Интерес к политической истории и политическим формам эллинизма с характерным возвеличением греко-македонской державной политики и ее носителей царей Филиппа и Александра, равно как и последующих их преемников, надолго остался определяющим для немецкой буржуазной историографии. После Дройзена на рубеже XIX–XX вв. политическую историю эллинизма интенсивно разрабатывали К. Ю. Белох, Б. Низе, Ю. Кэрст, после первой мировой войны — У. Внлькеп, Г. Берве, Г. Бенгтсон, а после второй — помимо только что названных Берве и Бенгтсона еще и Ф. Шахермейр (собственно австрийский ученый, чье творчество, однако, тесно было связано с судьбами немецкой буржуазной науки вообще). Свой вклад в разработку политической истории эллинизма внесли на Западе и представители других национальных школ. Английские ученые занимались историей Александра (В. В. Тарн) и отдельных эллинистических монархий — Птолемеев (Дж. Магаффи), Селевкидов (Э. Бенин), Антигонидов (В. В. Тарн и Ф. Волбэнк); французские — тоже историей Александра (Ж. Раде), Лагидов и Сслевкидов (А. Буше-Леклерк), а кроме того, особенными аспектами эллинистической политики — македонским империализмом (П. Жуго), отношениями эллинистических государств с Римом (М. Олло, а специально Пирром — П. Левек, Митридатом VI Евпатором — Т. Рейнак). Англичанину М. Кэри и французу Эд. Биллю принадлежат хорошие общие обзоры эллинистической истории в эпоху диадохов и эпигонов[6].
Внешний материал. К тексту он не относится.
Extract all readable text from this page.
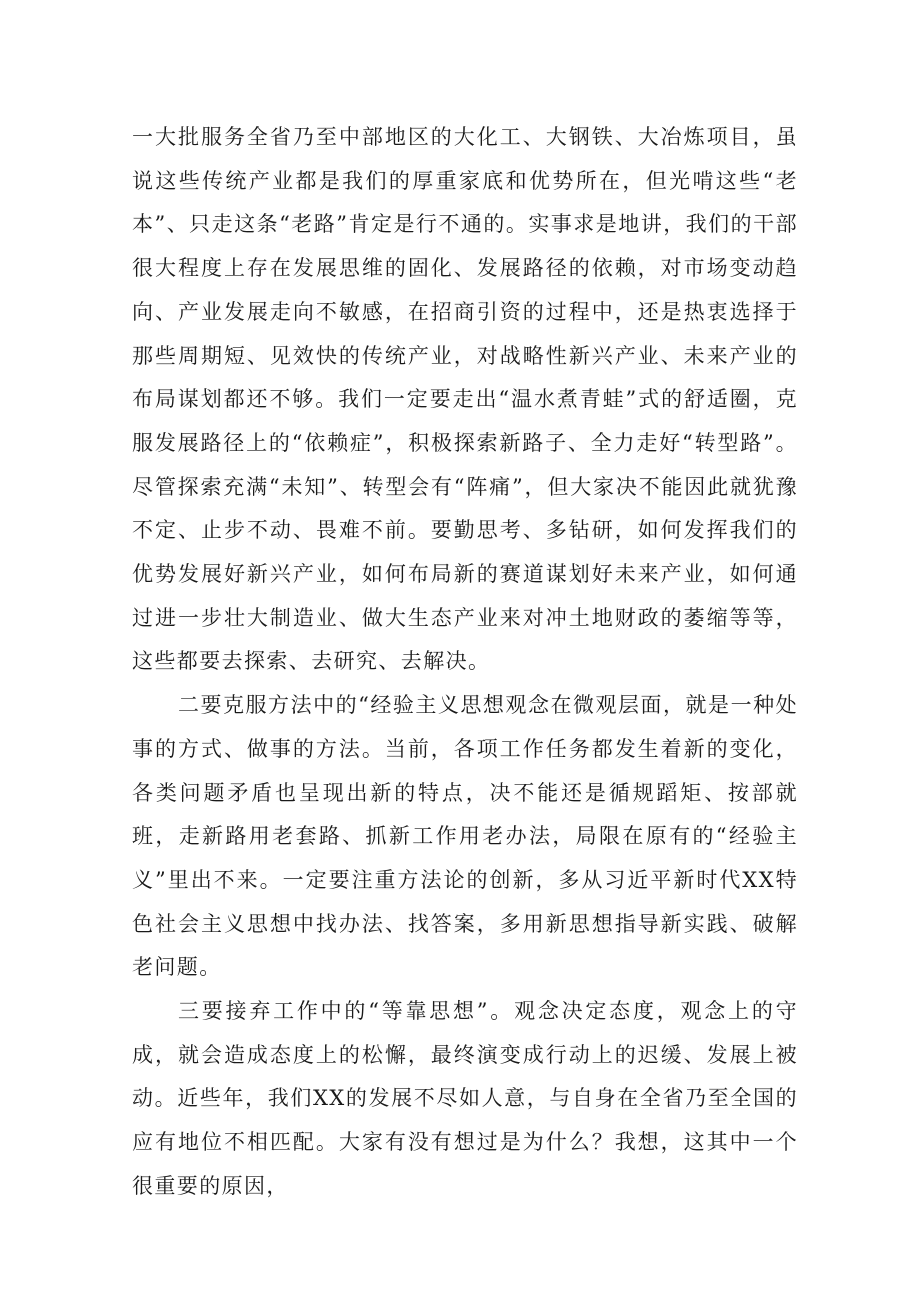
一大批服务全省乃至中部地区的大化工、大钢铁、大冶炼项目，虽说这些传统产业都是我们的厚重家底和优势所在，但光啃这些“老本”、只走这条“老路”肯定是行不通的。实事求是地讲，我们的干部很大程度上存在发展思维的固化、发展路径的依赖，对市场变动趋向、产业发展走向不敏感，在招商引资的过程中，还是热衷选择于那些周期短、见效快的传统产业，对战略性新兴产业、未来产业的布局谋划都还不够。我们一定要走出“温水煮青蛙”式的舒适圈，克服发展路径上的“依赖症”，积极探索新路子、全力走好“转型路”。尽管探索充满“未知”、转型会有“阵痛”，但大家决不能因此就犹豫不定、止步不动、畏难不前。要勤思考、多钻研，如何发挥我们的优势发展好新兴产业，如何布局新的赛道谋划好未来产业，如何通过进一步壮大制造业、做大生态产业来对冲土地财政的萎缩等等，这些都要去探索、去研究、去解决。

二要克服方法中的“经验主义思想观念在微观层面，就是一种处事的方式、做事的方法。当前，各项工作任务都发生着新的变化，各类问题矛盾也呈现出新的特点，决不能还是循规蹈矩、按部就班，走新路用老套路、抓新工作用老办法，局限在原有的“经验主义”里出不来。一定要注重方法论的创新，多从习近平新时代XX特色社会主义思想中找办法、找答案，多用新思想指导新实践、破解老问题。

三要接弃工作中的“等靠思想”。观念决定态度，观念上的守成，就会造成态度上的松懈，最终演变成行动上的迟缓、发展上被动。近些年，我们XX的发展不尽如人意，与自身在全省乃至全国的应有地位不相匹配。大家有没有想过是为什么？我想，这其中一个很重要的原因，
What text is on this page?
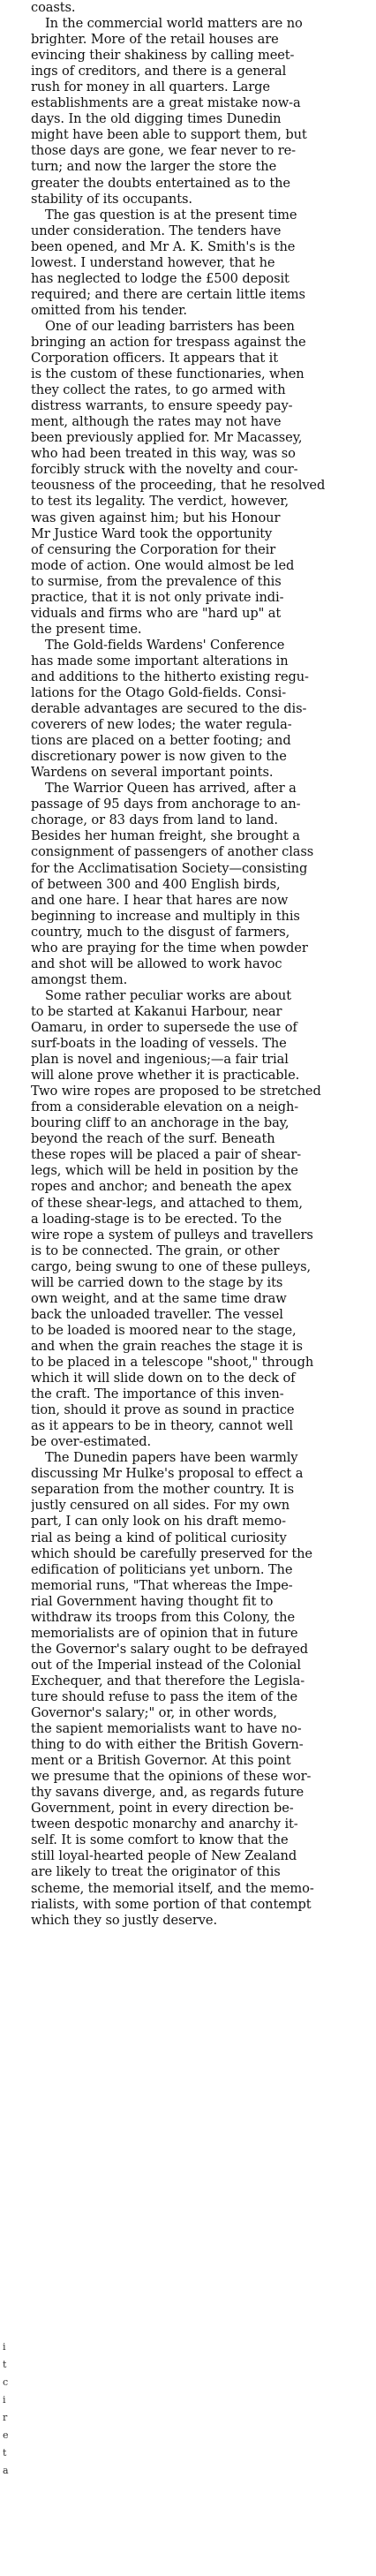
coasts.
In the commercial world matters are no
brighter. More of the retail houses are
evincing their shakiness by calling meet-
ings of creditors, and there is a general
rush for money in all quarters. Large
establishments are a great mistake now-a
days. In the old digging times Dunedin
might have been able to support them, but
those days are gone, we fear never to re-
turn; and now the larger the store the
greater the doubts entertained as to the
stability of its occupants.
The gas question is at the present time
under consideration. The tenders have
been opened, and Mr A. K. Smith's is the
lowest. I understand however, that he
has neglected to lodge the £500 deposit
required; and there are certain little items
omitted from his tender.
One of our leading barristers has been
bringing an action for trespass against the
Corporation officers. It appears that it
is the custom of these functionaries, when
they collect the rates, to go armed with
distress warrants, to ensure speedy pay-
ment, although the rates may not have
been previously applied for. Mr Macassey,
who had been treated in this way, was so
forcibly struck with the novelty and cour-
teousness of the proceeding, that he resolved
to test its legality. The verdict, however,
was given against him; but his Honour
Mr Justice Ward took the opportunity
of censuring the Corporation for their
mode of action. One would almost be led
to surmise, from the prevalence of this
practice, that it is not only private indi-
viduals and firms who are "hard up" at
the present time.
The Gold-fields Wardens' Conference
has made some important alterations in
and additions to the hitherto existing regu-
lations for the Otago Gold-fields. Consi-
derable advantages are secured to the dis-
coverers of new lodes; the water regula-
tions are placed on a better footing; and
discretionary power is now given to the
Wardens on several important points.
The Warrior Queen has arrived, after a
passage of 95 days from anchorage to an-
chorage, or 83 days from land to land.
Besides her human freight, she brought a
consignment of passengers of another class
for the Acclimatisation Society—consisting
of between 300 and 400 English birds,
and one hare. I hear that hares are now
beginning to increase and multiply in this
country, much to the disgust of farmers,
who are praying for the time when powder
and shot will be allowed to work havoc
amongst them.
Some rather peculiar works are about
to be started at Kakanui Harbour, near
Oamaru, in order to supersede the use of
surf-boats in the loading of vessels. The
plan is novel and ingenious;—a fair trial
will alone prove whether it is practicable.
Two wire ropes are proposed to be stretched
from a considerable elevation on a neigh-
bouring cliff to an anchorage in the bay,
beyond the reach of the surf. Beneath
these ropes will be placed a pair of shear-
legs, which will be held in position by the
ropes and anchor; and beneath the apex
of these shear-legs, and attached to them,
a loading-stage is to be erected. To the
wire rope a system of pulleys and travellers
is to be connected. The grain, or other
cargo, being swung to one of these pulleys,
will be carried down to the stage by its
own weight, and at the same time draw
back the unloaded traveller. The vessel
to be loaded is moored near to the stage,
and when the grain reaches the stage it is
to be placed in a telescope "shoot," through
which it will slide down on to the deck of
the craft. The importance of this inven-
tion, should it prove as sound in practice
as it appears to be in theory, cannot well
be over-estimated.
The Dunedin papers have been warmly
discussing Mr Hulke's proposal to effect a
separation from the mother country. It is
justly censured on all sides. For my own
part, I can only look on his draft memo-
rial as being a kind of political curiosity
which should be carefully preserved for the
edification of politicians yet unborn. The
memorial runs, "That whereas the Impe-
rial Government having thought fit to
withdraw its troops from this Colony, the
memorialists are of opinion that in future
the Governor's salary ought to be defrayed
out of the Imperial instead of the Colonial
Exchequer, and that therefore the Legisla-
ture should refuse to pass the item of the
Governor's salary;" or, in other words,
the sapient memorialists want to have no-
thing to do with either the British Govern-
ment or a British Governor. At this point
we presume that the opinions of these wor-
thy savans diverge, and, as regards future
Government, point in every direction be-
tween despotic monarchy and anarchy it-
self. It is some comfort to know that the
still loyal-hearted people of New Zealand
are likely to treat the originator of this
scheme, the memorial itself, and the memo-
rialists, with some portion of that contempt
which they so justly deserve.
i
t
c
i
r
e
t
a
Вместе с тем наряду с изучением «внешней», политической истории эллинизма, по мере расширения источниковедческой базы и углубления историко-социологических исследований началась разработка и других аспектов этого периода — социально-экономического развития, культуры, цивилизации в целом. Здесь как раз много сделали англо-американские и французские ученые, менее скованные интересом к политической истории и — в духе своих национальных школ — более склонные к изучению социально-экономических отношений и проблем цивилизации. В разработку социально-экономической истории эллинизма большой вклад внес М. И. Ростовцев, представлявший (после отъезда своего из России в 1918 г.) англо-американскую историографию. Его работы о крупном землевладении и внешней торговле птолемеевского Египта и в особенности капитальная трехтомная «Социально-экономическая история эллинистического мира» (Оксфорд, 1941)[7] хотя и не были свободны от характерной для новейшей буржуазной историографии склонности к модернизации и, разумеется, не разрешили всех проблем, все же по богатству привлеченных и введенных в употреблении материалов, по обилию наблюдений и идей но знают себе равных на Западе.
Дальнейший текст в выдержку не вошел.